Even still, did Lance Armstrong think the chemotherapy was not worth it? Mr. Armstrong is a celebrity who had widespread testicular cancer with metastasis to his lungs and brain. But his cancer was eradicated; he recovered from the devastating side effects; and went on to an extraordinary career as an athlete. More than 90% of men diagnosed with testicular cancer are cured; but, not 100%. If Mr. Armstrong had died of cancer or as a consequence of the treatment would he be a celebrity or a victim?

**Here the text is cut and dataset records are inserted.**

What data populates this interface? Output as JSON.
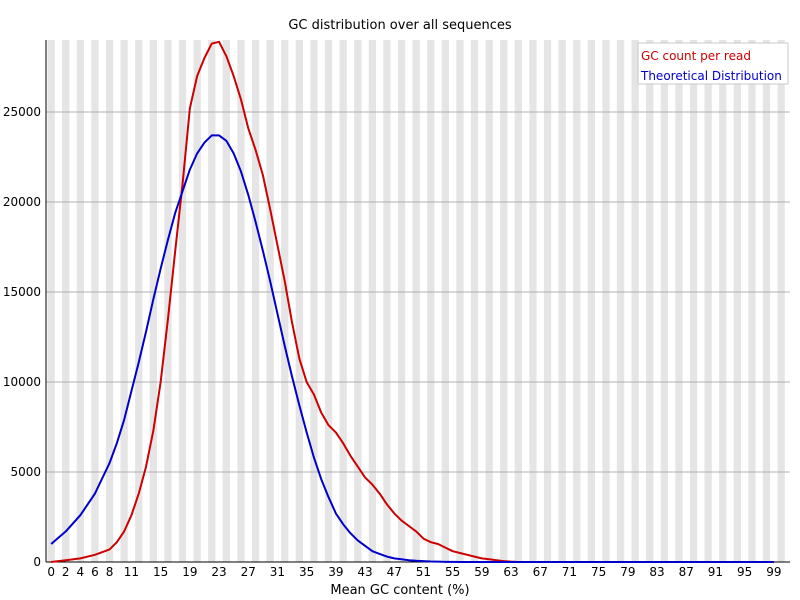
{
  "chart_data": {
    "type": "line",
    "title": "GC distribution over all sequences",
    "xlabel": "Mean GC content (%)",
    "ylabel": "",
    "xlim": [
      0,
      100
    ],
    "ylim": [
      0,
      29000
    ],
    "yticks": [
      0,
      5000,
      10000,
      15000,
      20000,
      25000
    ],
    "xtick_labels": [
      "0",
      "2",
      "4",
      "6",
      "8",
      "11",
      "15",
      "19",
      "23",
      "27",
      "31",
      "35",
      "39",
      "43",
      "47",
      "51",
      "55",
      "59",
      "63",
      "67",
      "71",
      "75",
      "79",
      "83",
      "87",
      "91",
      "95",
      "99"
    ],
    "grid": "horizontal gridlines; alternating light gray vertical bands",
    "legend_position": "top-right",
    "series": [
      {
        "name": "GC count per read",
        "color": "#cc0000",
        "x": [
          0,
          2,
          4,
          6,
          8,
          9,
          10,
          11,
          12,
          13,
          14,
          15,
          16,
          17,
          18,
          19,
          20,
          21,
          22,
          23,
          24,
          25,
          26,
          27,
          28,
          29,
          30,
          31,
          32,
          33,
          34,
          35,
          36,
          37,
          38,
          39,
          40,
          41,
          42,
          43,
          44,
          45,
          46,
          47,
          48,
          49,
          50,
          51,
          52,
          53,
          54,
          55,
          56,
          57,
          58,
          59,
          60,
          61,
          62,
          63,
          64,
          65,
          66,
          67,
          70,
          75,
          80,
          85,
          90,
          95,
          99
        ],
        "values": [
          0,
          100,
          200,
          400,
          700,
          1100,
          1700,
          2600,
          3800,
          5300,
          7300,
          10000,
          13500,
          17300,
          21000,
          25200,
          27000,
          28000,
          28800,
          28900,
          28100,
          27000,
          25700,
          24100,
          22900,
          21500,
          19600,
          17600,
          15600,
          13300,
          11300,
          10000,
          9300,
          8300,
          7600,
          7200,
          6600,
          5900,
          5300,
          4700,
          4300,
          3800,
          3200,
          2700,
          2300,
          2000,
          1700,
          1300,
          1100,
          1000,
          800,
          600,
          500,
          400,
          300,
          200,
          150,
          100,
          50,
          20,
          0,
          0,
          0,
          0,
          0,
          0,
          0,
          0,
          0,
          0,
          0
        ]
      },
      {
        "name": "Theoretical Distribution",
        "color": "#0000cc",
        "x": [
          0,
          2,
          4,
          6,
          8,
          9,
          10,
          11,
          12,
          13,
          14,
          15,
          16,
          17,
          18,
          19,
          20,
          21,
          22,
          23,
          24,
          25,
          26,
          27,
          28,
          29,
          30,
          31,
          32,
          33,
          34,
          35,
          36,
          37,
          38,
          39,
          40,
          41,
          42,
          43,
          44,
          45,
          46,
          47,
          48,
          49,
          50,
          51,
          52,
          53,
          54,
          55,
          56,
          57,
          58,
          59,
          60,
          61,
          62,
          63,
          64,
          65,
          66,
          67,
          70,
          75,
          80,
          85,
          90,
          95,
          99
        ],
        "values": [
          1000,
          1700,
          2600,
          3800,
          5500,
          6600,
          7900,
          9500,
          11100,
          12800,
          14600,
          16300,
          17900,
          19400,
          20600,
          21800,
          22700,
          23300,
          23700,
          23700,
          23400,
          22700,
          21700,
          20400,
          18900,
          17300,
          15600,
          13800,
          12000,
          10300,
          8700,
          7200,
          5800,
          4600,
          3600,
          2700,
          2100,
          1600,
          1200,
          900,
          600,
          450,
          300,
          200,
          150,
          100,
          70,
          50,
          30,
          20,
          10,
          5,
          2,
          0,
          0,
          0,
          0,
          0,
          0,
          0,
          0,
          0,
          0,
          0,
          0,
          0,
          0,
          0,
          0,
          0,
          0
        ]
      }
    ]
  }
}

The fact is most patients and especially those with a sarcoma who are treated with chemotherapy experience these same awful side effects. The fact is when I finished my fellowship training in medical oncology in 1972 only 20% of patients diagnosed with osteosarcoma survived and NO patient diagnosed with Ewing’s sarcoma survived. Today, approximately 60-70% of patients diagnosed with osteosarcoma or Ewing’s sarcoma are cured. We learned 25 years ago from several important clinical trials that if we used chemotherapy, more patients would be cured. We have gotten a little better managing the side effects of chemotherapy but no new drug has been discovered to improve the clinical outcome in these past 25 years.
Chemotherapy significantly improves the prognosis of a newly diagnosed patient with osteosarcoma or Ewing’s sarcoma. But the success is not as great as the success in treating tuberculosis or syphilis. More progress is clearly needed. So, if I were the parent of a child who died of one of these sarcomas, I may think the problem is chemotherapy. It didn’t help my child! Sometimes we need demons to blame for ill fortune. But what we really need is progress. To make progress we must first define the problem. Chemotherapy is not the problem….it's cancer.